Just a memo at this point.

No code is available but they claimed:

``` Compared to established frameworks like HPTT[27], NumPy, and PyTorch, GenTT demonstrates remarkable speedups of up to 38× in specialized cases and 5× in general scenarios. ```

@c.groth @terasakisatoshi @SatoshiMorita @yjkao

1 Like

Among AI generated papers, this one does not have the best quality. Figure 6 and 9 are still not readable. I can generate a better one in 5 hours ;D

The error bars in Figure 9 are very huge. Is the resolution of Figure 5 low?
The reported speed up is great, but I’d like to verify it myself, though the code does not seem to be available.

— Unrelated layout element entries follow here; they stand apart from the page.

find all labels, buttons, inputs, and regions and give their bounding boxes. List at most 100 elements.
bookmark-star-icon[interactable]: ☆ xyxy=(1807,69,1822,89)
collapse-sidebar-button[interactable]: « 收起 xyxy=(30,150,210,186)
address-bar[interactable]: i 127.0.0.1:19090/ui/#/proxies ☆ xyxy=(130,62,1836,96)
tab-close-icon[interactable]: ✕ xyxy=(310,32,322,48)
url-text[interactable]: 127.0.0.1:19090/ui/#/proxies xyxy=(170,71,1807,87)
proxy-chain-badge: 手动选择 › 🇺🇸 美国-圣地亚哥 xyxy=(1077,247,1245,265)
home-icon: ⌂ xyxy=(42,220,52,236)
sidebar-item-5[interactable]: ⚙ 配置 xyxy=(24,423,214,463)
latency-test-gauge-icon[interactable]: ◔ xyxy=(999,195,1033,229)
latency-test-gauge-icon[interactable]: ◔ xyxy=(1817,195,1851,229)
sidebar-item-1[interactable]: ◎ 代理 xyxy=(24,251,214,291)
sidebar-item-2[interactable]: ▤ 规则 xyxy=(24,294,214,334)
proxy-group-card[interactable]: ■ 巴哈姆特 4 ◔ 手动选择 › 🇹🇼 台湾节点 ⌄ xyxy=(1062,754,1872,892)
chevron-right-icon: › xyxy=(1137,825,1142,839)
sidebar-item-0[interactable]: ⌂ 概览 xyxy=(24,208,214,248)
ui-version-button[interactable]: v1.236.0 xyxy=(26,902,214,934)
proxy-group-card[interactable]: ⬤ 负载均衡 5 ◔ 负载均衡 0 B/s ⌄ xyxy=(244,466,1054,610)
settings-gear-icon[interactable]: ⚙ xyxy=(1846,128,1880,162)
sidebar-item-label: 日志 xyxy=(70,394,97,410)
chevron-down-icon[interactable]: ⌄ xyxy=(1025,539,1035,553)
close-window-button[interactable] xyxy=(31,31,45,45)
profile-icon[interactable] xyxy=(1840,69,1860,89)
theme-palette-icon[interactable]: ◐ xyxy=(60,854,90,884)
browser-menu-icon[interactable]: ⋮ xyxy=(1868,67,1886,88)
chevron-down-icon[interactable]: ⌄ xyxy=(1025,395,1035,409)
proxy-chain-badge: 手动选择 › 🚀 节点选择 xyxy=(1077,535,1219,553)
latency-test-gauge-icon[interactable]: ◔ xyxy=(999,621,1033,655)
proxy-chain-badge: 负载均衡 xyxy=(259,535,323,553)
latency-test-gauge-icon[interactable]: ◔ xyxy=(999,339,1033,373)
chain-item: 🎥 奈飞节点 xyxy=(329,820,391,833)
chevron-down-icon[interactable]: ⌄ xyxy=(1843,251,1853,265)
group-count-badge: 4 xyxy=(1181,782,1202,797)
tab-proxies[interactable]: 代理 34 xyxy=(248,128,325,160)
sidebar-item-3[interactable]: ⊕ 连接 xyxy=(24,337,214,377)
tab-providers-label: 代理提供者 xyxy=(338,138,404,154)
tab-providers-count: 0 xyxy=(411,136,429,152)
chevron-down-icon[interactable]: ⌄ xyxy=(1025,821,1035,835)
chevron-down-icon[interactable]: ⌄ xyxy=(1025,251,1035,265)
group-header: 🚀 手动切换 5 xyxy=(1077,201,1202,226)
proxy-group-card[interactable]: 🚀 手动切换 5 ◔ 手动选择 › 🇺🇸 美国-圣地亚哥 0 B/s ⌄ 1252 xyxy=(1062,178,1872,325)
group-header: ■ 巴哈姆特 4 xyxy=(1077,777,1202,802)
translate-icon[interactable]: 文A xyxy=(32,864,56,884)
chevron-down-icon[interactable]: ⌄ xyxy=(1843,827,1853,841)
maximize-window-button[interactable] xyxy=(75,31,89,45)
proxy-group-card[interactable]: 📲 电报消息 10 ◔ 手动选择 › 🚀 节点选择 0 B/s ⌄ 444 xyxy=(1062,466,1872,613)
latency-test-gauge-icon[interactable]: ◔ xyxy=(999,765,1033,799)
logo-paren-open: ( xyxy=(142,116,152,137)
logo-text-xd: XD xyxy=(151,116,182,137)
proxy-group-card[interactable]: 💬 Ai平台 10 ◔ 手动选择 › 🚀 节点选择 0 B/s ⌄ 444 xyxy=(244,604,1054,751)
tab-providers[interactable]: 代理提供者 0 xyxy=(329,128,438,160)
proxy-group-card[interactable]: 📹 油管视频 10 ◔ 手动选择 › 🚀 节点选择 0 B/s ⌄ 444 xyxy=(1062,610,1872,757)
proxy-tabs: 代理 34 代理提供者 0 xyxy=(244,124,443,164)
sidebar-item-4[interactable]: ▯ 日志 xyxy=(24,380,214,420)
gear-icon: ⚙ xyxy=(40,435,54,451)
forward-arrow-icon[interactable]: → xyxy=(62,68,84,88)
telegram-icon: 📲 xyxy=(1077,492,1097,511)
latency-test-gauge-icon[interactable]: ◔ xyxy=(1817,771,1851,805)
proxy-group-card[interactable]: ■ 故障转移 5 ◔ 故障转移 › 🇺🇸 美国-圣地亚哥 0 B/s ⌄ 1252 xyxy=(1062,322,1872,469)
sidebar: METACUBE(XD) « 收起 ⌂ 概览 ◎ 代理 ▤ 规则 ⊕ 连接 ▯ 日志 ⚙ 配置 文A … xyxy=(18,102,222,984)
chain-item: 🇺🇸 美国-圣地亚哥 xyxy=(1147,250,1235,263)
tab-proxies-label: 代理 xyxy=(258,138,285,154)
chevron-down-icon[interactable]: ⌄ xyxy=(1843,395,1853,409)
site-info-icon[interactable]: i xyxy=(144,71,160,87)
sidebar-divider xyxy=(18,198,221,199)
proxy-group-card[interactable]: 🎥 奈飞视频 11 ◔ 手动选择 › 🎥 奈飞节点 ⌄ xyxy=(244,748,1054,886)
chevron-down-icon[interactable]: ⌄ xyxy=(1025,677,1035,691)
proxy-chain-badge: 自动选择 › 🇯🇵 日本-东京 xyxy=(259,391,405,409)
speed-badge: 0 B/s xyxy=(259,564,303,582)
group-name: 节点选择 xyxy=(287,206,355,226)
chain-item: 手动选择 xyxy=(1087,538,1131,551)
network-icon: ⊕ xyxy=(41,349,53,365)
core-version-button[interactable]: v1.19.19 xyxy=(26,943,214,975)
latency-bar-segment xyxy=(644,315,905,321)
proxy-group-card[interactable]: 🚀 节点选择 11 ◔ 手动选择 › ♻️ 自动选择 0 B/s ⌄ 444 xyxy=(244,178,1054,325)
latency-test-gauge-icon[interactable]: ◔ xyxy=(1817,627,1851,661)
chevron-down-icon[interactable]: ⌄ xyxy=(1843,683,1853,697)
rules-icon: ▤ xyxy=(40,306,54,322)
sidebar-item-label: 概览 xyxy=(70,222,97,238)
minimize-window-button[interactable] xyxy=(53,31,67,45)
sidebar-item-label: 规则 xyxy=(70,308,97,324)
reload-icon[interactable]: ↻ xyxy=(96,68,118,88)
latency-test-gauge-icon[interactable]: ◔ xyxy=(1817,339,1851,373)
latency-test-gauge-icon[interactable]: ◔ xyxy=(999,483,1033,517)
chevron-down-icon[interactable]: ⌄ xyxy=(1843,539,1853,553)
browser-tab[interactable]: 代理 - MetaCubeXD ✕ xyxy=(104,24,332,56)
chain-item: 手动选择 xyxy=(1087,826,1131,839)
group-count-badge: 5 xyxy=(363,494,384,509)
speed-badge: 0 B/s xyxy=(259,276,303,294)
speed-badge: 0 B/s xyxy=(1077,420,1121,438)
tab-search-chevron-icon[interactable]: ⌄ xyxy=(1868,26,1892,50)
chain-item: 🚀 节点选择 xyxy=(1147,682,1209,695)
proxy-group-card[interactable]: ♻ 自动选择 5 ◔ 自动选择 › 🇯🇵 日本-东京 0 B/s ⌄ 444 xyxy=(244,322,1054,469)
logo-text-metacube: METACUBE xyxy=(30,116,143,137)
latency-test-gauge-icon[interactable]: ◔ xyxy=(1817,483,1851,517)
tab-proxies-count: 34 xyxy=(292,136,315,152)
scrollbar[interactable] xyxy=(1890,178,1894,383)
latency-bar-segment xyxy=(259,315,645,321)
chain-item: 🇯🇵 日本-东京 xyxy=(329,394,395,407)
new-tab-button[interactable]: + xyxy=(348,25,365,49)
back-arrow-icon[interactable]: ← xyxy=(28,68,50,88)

Very good point. It is also difficult for me to understand the plots.


For Fig. 6, the inset y axis is from 0-60, which is not consistent with the region quoted. It is not clear what is the speed up compared with.

Fig.9 is even worse. The main text infer that the speed up is w.r.t. numpy. So numpy as 16x speed up w.r.t numpy.

It looks like a AI generated fake paper that lacks of coherence.

OK, let us igore the paper. Thank you for your “analysis”!

I was originally interested in implemeting a pure Rust library for permutations.
We could follow the strategey of HPTT or Strided.jl.